Quella frase la colpì per qualche motivo. C’era qualcosa nella sua voce che le suonava familiare, ma Clara non ci fece caso. Il lavoro procedeva come al solito: misurare la pressione, controllare il catetere, cambiare la fasciatura. Tutto secondo la lista.
Quando uscì dalla stanza, una collega la chiamò nel corridoio:
«Sai chi è quello?
Il paziente del pronto soccorso notturno. Perché?
Ecco. È proprio l’uomo per cui sei mesi fa abbiamo raccolto fondi per ricostruire l’orfanotrofio. L’architetto che l’aveva progettato, ma che era rimasto coinvolto in un incidente mentre si recava all’inaugurazione.
Klara si bloccò.
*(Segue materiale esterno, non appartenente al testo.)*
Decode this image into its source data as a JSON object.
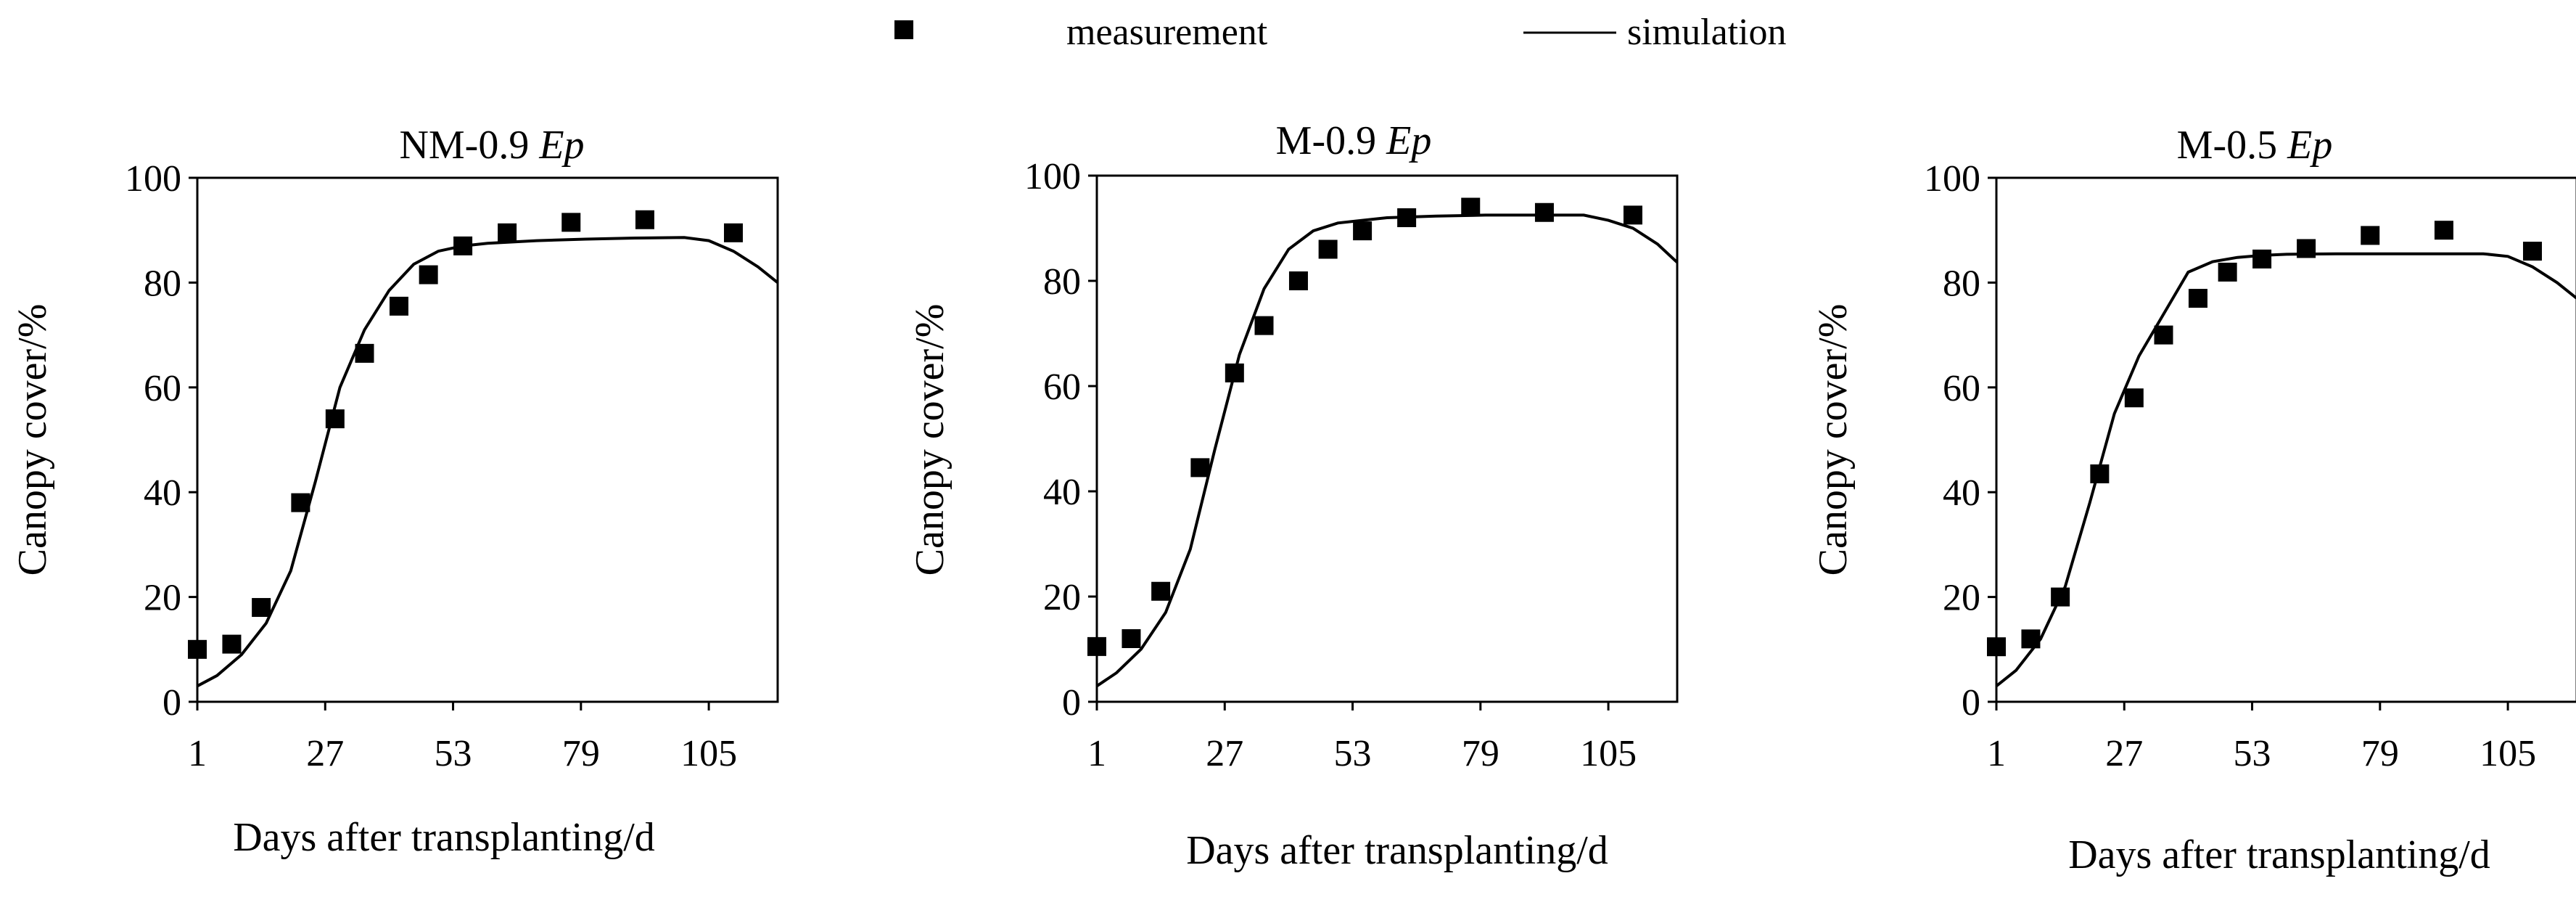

Ricordò quella storia: sua sorella minore era cresciuta proprio in quell’orfanotrofio. All’epoca tutta la città parlava di quell’uomo: aveva costruito una casa per gli orfani con i propri mezzi, senza alcun sostegno.
Tornò nella stanza. L’uomo dormiva già. Sul tavolino accanto al letto c’era la penna con cui aveva firmato i documenti. Clara la prese con cura e improvvisamente notò l’incisione sul corpo:
“Per coloro che credono ancora nel bene”.